Whortan worked his lures on the surface with monofilament or in the top 12 feet of water using leaded line through May and most of June. In July he goes to downriggers as the fish start holding 30- to 40-feet below the surface.

He said he uses his fish-finder sonar unit to determine the thermocline, that is, the depth at which the cold-water zone is separated from the warmer surface zone.

“The plankton is thickest just above the thermocline, and where you find the plankton is where you find the kokanee because that’s what they feed on,” he said.

Whortan generally rigs his lines with a No. 7 Hildebrandt flasher, although he might go larger later in summer in deeper water, where more flash is needed to attract fish.

To help prevent ripping the hook out of the kokanee’s notoriously soft mouth, Whortan uses long, limber rods and makes his own rubber snubbers to absorb the shock of the fish’s thrashing.

“The snubbers you buy from manufacturers have a string inside and they will only stretch so far,” he said. “Ours have no string and they’ll stretch twice as far.

“But we still lose a lot of them,” he admitted. “That’s part of the game.”

His favorite lure is a Wedding Band rigged with two single hooks baited with white shoepeg corn and maggots — a kokanee anglers bread and butter.

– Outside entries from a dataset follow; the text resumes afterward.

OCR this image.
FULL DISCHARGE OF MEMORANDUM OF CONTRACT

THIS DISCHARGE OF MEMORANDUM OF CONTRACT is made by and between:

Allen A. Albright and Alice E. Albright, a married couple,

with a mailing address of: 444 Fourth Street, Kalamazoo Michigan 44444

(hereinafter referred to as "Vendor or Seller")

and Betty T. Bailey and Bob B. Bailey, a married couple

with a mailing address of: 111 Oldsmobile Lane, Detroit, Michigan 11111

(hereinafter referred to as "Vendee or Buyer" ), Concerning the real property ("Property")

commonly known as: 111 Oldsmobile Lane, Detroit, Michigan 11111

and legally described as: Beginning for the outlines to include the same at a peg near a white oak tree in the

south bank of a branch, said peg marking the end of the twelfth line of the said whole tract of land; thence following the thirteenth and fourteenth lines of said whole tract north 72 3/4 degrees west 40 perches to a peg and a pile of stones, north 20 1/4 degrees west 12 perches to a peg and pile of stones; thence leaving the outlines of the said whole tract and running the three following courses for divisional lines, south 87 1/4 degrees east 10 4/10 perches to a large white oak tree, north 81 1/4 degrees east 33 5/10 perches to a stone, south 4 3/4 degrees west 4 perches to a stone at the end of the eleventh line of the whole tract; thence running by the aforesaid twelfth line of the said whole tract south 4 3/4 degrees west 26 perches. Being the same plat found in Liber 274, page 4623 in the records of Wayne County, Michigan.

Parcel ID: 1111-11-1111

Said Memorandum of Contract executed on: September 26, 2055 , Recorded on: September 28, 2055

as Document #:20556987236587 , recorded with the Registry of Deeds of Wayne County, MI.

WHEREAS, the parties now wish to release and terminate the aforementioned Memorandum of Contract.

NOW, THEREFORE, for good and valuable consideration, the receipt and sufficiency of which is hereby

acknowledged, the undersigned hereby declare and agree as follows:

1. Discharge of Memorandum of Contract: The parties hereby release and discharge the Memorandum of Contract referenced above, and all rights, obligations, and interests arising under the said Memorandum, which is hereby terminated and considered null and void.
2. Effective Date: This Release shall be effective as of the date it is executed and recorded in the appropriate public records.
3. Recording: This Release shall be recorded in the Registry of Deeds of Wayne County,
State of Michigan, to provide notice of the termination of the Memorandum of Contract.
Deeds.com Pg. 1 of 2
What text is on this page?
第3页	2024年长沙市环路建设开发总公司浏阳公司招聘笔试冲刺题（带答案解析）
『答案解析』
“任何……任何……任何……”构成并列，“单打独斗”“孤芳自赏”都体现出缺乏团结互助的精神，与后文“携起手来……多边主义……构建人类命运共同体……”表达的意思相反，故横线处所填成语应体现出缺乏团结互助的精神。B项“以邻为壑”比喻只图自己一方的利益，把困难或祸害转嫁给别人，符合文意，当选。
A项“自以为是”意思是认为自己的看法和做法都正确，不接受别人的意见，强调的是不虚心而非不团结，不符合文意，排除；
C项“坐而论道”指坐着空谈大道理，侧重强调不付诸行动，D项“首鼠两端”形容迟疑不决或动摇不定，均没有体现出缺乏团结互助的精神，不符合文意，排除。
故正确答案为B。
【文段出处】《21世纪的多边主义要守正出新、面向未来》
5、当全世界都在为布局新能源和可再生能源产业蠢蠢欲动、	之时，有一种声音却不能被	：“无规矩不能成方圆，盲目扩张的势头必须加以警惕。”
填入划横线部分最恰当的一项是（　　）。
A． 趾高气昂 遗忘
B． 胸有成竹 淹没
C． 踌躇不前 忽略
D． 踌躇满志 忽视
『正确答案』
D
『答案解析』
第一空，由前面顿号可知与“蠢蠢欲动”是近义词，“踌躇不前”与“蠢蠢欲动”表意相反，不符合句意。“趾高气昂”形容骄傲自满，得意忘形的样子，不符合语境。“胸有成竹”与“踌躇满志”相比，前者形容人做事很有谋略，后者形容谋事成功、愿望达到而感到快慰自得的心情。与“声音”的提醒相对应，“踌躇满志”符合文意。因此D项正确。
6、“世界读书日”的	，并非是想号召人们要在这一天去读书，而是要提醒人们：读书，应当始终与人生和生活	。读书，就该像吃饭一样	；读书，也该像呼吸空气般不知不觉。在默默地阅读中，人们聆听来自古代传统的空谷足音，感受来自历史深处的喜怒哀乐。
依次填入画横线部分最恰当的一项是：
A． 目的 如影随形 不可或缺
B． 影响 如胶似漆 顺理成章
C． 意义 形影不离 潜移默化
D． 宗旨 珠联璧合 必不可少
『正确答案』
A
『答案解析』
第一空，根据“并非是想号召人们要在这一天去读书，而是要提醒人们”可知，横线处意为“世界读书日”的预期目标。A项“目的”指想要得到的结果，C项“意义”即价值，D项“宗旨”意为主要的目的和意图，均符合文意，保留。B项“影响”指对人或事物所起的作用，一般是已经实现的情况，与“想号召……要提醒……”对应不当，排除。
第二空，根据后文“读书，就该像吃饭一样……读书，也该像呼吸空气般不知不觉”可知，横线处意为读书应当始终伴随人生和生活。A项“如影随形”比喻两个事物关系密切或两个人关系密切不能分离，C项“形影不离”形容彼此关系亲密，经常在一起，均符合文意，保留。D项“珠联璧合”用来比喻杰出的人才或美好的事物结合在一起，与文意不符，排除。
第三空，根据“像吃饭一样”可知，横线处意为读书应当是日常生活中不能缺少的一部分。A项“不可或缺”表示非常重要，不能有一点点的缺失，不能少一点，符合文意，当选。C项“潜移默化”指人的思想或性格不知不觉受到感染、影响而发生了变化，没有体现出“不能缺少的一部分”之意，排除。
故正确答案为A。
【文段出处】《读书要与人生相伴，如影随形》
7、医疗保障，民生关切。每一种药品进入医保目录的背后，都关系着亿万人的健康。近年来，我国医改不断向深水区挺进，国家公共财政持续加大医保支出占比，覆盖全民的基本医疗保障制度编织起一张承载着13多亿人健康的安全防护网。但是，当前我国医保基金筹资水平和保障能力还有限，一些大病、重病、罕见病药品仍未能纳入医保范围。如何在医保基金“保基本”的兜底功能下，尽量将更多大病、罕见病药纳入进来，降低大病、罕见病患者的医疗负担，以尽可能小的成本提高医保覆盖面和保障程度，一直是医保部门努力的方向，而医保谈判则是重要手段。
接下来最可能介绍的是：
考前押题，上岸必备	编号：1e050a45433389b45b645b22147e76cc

“The eye of the back hook is about an inch behind the bend in the front hook. A lot of times, when they hit, they’ll start thrashing and hook themselves in the second hook, too.”

Unless they’ve committed a crime and a judge has sentenced them to a big boat, serious kokanee anglers don’t land their fish with nets because they don’t want to waste time untangling hooks from the mesh.

Whortan has mastered the art of getting the fish to the surface and swinging it aboard in one smooth sweeping lift.

“This year’s fish are putting on weight and they already have real nice bodies,” Whortan said. They’re real good fish.”

The most common mistakes Whortan sees other angler make include trolling too fast and using a rod that’s too stiff.

“I do best when I troll very slowly, just fast enough to get the flasher to turn,” he said.

“A lot of people use short, stiff poles and they don’t have enough flex in the tip to help keep the fish from tearing off.”

While he enjoys every minute he spends catching kokanee, he said he loves canning, frying, barbecuing, smoking and eating them, as well as giving them to friends who enjoy one of the tastiest fish in the lake.

“Once you eat some canned kokanee, you’ll never go back to canned tuna,” he said.

Most anglers who hire a guide are out for the experience of hooking one of the lake’s bigger fish species, such as northern pike and salmon, Smith said.

“There are different kinds of fishermen, and trophy fishermen aren’t too much into kokanee,” he said.

“But by mid-summer I catch a lot of kokanee on mini-squids while fishing 50- to 60-feet deep for salmon. We usually just let them go.”

Smith and his partner, Randy Gardner, got into a school of kokanee and they were hooking fish almost as fast as they could real them in.

“Ok, it’s fun,” admitted Smith, a devoted salmon angler. “I’m going to get teased for this, but I’ve got to say, I giggle when they bite.”